For many, dogs quickly become one of the few things in life that never fail to put a smile on your face. They are always there to greet you at the end of the day, they are always there to ensure no food gets wasted and they’re always willing to be cuddled. But can your dog catch the same illnesses as you?
Rabies for example, is a viral disease that can kill humans in a very short time frame. Handling rabies must be undertaken with extreme caution as it’s extremely contagious. But could your dog contract rabies just from eating poop on its usual walk?

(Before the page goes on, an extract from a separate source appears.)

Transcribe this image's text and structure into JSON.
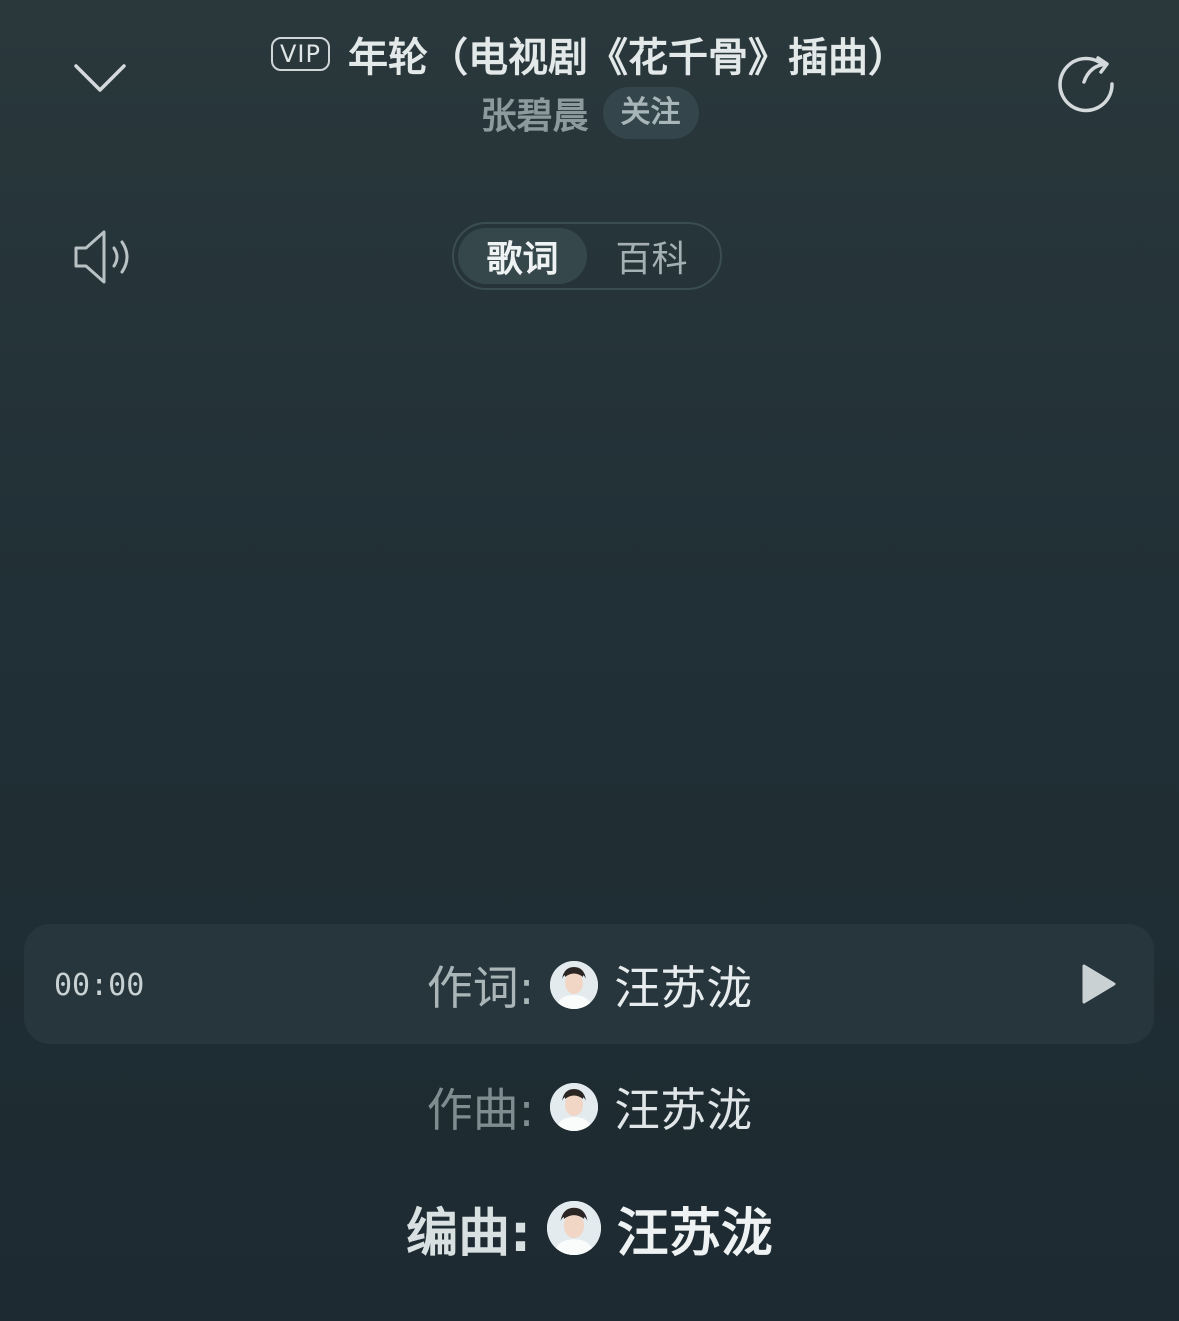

Can Dogs Get Rabies From Eating Poop?
Some may think because rabies is so highly contagious, your dog could contract it just from eating the poop of an infected animal, but this is not possible. The rabies virus is contracted via saliva, so would actually require a bite or saliva from an infected animal getting in a wound.
Does My Dog Have Rabies?
Rabies is extremely serious, so keep an eye out for these symptoms: Does your dog seem anxious and irritable? Is your dog staggering and appear disoriented? Is your dog eating unusual things? Is your dog suffering with seizures or paralysis of a limb? Does you dog appear sensitive to light, touch and sound? All of these are signs of rabies and require immediate attention.
But what causes rabies? Rabies is contracted through the blood or saliva of another infected animal. Commonly from, bats, skunks, raccoons, rabbits, cats, and other dogs. It can even be contracted for a short period from the carcass of a dead animal. It is usually transmitted via a bite, but can also be passed by saliva coming into contact with an open wound.
How will your vet diagnose rabies? The first thing you need to do if you suspect rabies is cage your dog before taking it to the vet. The vet will then quarantine your dog to observe it for symptoms. Unfortunately, a thorough diagnostic cannot be made until after death, via a direct fluorescence antibody test of brain tissue. For further information on symptoms, causes, and diagnosis, learn more at our guide to Rabies in Dogs.
How Do I Treat My Dog’s Rabies?
The first measure to take is absolute quarantine as soon as you suspect rabies and have witnessed any symptoms. However, even when you have taken your dog to the vet, treatment is extremely limited. Rabies cannot be cured and for that reason once your vet is confident the dog is suffering from rabies, they will recommend putting it down. This is due to the significant threat an infected dog poses not only to other animals, but to humans as well. If for some reason euthanasia isn’t pursued, your dog will likely die within 7-10 days.
The most important measure you as an owner can take is preventative; getting your dog vaccinated. The vaccination could save your dog’s life and protect it from future rabies risk. Most states now require by law that require that unvaccinated pets leave their family home and are quarantined for at least 10 days if they bite someone. While this may seem extreme, this just highlights the danger rabies poses. If your dog is vaccinated, no recovery will be needed and your dog will be immune from a fatal disease.
It can be helpful to read first hand accounts and to see frequently asked questions about rabies vaccines answered by our in-house vets.
How Is Rabies Similar in Dogs, Humans and Other Animals?
Rabies manifests itself in many of the same ways in dogs as it does in humans and other animals. Some of the common symptoms you could expect to see are as follows:
Both dogs and humans can exhibit aggressive and antisocial behavior.
In both, paralysis of limbs may take place as the infection progresses.
Staggering, disorientation and weakness are often symptoms exhibited by both dogs and humans.
An extreme fever can often take place in both dogs and humans.
Unexpected seizures and sudden death are both symptoms of rabies in dogs, humans, and other animals.
How Is Rabies Different in Dogs, Humans and Other Animals?
While you have seen there are many similarities in the way rabies manifests itself in dogs, humans and other animals, there are also certain differences worth highlighting. Some of those differences are as follows:
In dogs, biting and eating unusual objects is a much more common symptom than it is in humans.
Headaches are one of the first symptoms in humans, it is less clear when and if they strike in dogs with rabies.
In humans, hydrophobia frequently develops due to the difficulty of swallowing.
Zoey was a 2-year-old Boston Terrier when she started to foam at the mouth and went blind in one eye. The owners, understandably concerned, took her to the vet’s where she was quarantined for observation. However, it turned out that Zoey had actually been vaccinated by previous owners and that epilepsy, poisoning, and brain lesions were more likely causes than rabies. This case highlights the importance of vaccination, but also the need to consider other possibilities as well.